Le rogaría que volviese a casa. No era necesario decirle por qué; él escucharía en su voz que tenía que regresar. Yngvar regresaría a casa desde Bergen, ella se lo contaría todo. No podía decirle nada.

Si estaba en lo cierto, lo que seguiría destruiría a Kristiane. Era imposible vivir así. Agarró la almohada de Yngvar, la colocó sobre su barriga y la apretó contra sí como si fuera una de las niñas.

Podía levantarse y trabajar. No.

Había tres libros sobre la mesita de noche. Tomó uno. Lo hojeó hasta donde estaba marcado y comenzó a leer.
The Road,
de Cormac McCarthy, no la calmó en absoluto. Al cabo de tres hojas cerró el libro y con él los ojos.

Los pensamientos pasaban a toda velocidad, se sentía físicamente mal.

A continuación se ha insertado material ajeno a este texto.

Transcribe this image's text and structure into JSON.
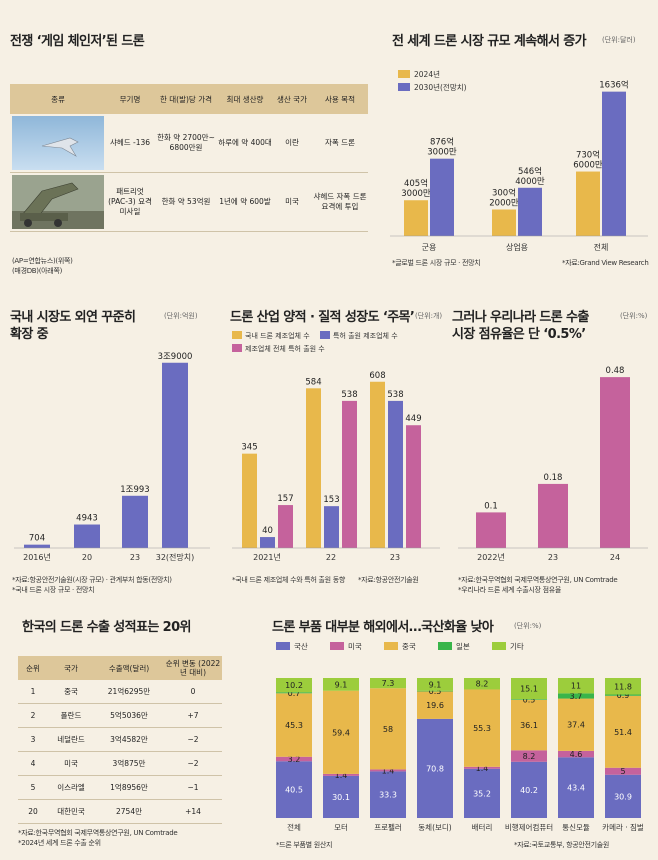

Yngvar había querido desde hacía mucho poner un televisor en el dormitorio. Ahora ella se arrepentía de no haber accedido. No es que hubiese logrado engancharse a nada, pero tenía una intensa necesidad de escuchar voces. Por un momento se sintió tentada de despertar a Ragnhild. En lugar de hacerlo, encendió la radio del reloj. Ya estaba sintonizada en la NRK P2 y la música clásica inundó la habitación, una música tan triste como la novela posapocalíptica de McCarthy. Jugó con la rueda del sintonizador hasta que la frecuencia cayó en una radio local que emitía música pop durante toda la noche, y subió el volumen; el dormitorio de los vecinos quedaba justo debajo del de ellos.

El
Dagens Næringsliv
había caído al suelo.

Se inclinó y recogió el periódico. Era la edición diurna, que no había leído. Tampoco era que hubiese mucho para leer; los titulares y las demás noticias en la primera plana se referían a la crisis financiera. Hasta ahora, el derrumbe de los mercados financieros del mundo no le había importado, a pesar de que lo reconocía de mala gana. Tanto ella como Yngvar trabajaban en el sector público, ninguno de los dos perdería su trabajo; y la renta estaba en caída libre. Ya notaban que tenían más dinero que desde hacía mucho tiempo.

Empezó por la última página, como solía.

El artículo principal de «Después de la bolsa» trataba sobre el fallecido artista Niclas Winter. Inger Johanne había visto varios de sus trabajos y
Vanity Fair, reconstruction
había preparado una impresión especial cuando toda la familia salió de paseo un domingo y se tomaron tiempo para ver, entre otras cosas, las tres instalaciones de Niclas Winter en Rådhuskaia. A Kristiane le había fascinado profundamente; Ragnhild estaba más ocupada con las gaviotas y las fuentes, pero Yngvar había sonreído con despecho y había sacudido la cabeza ante el hecho de que semejantes cosas se tildasen de arte.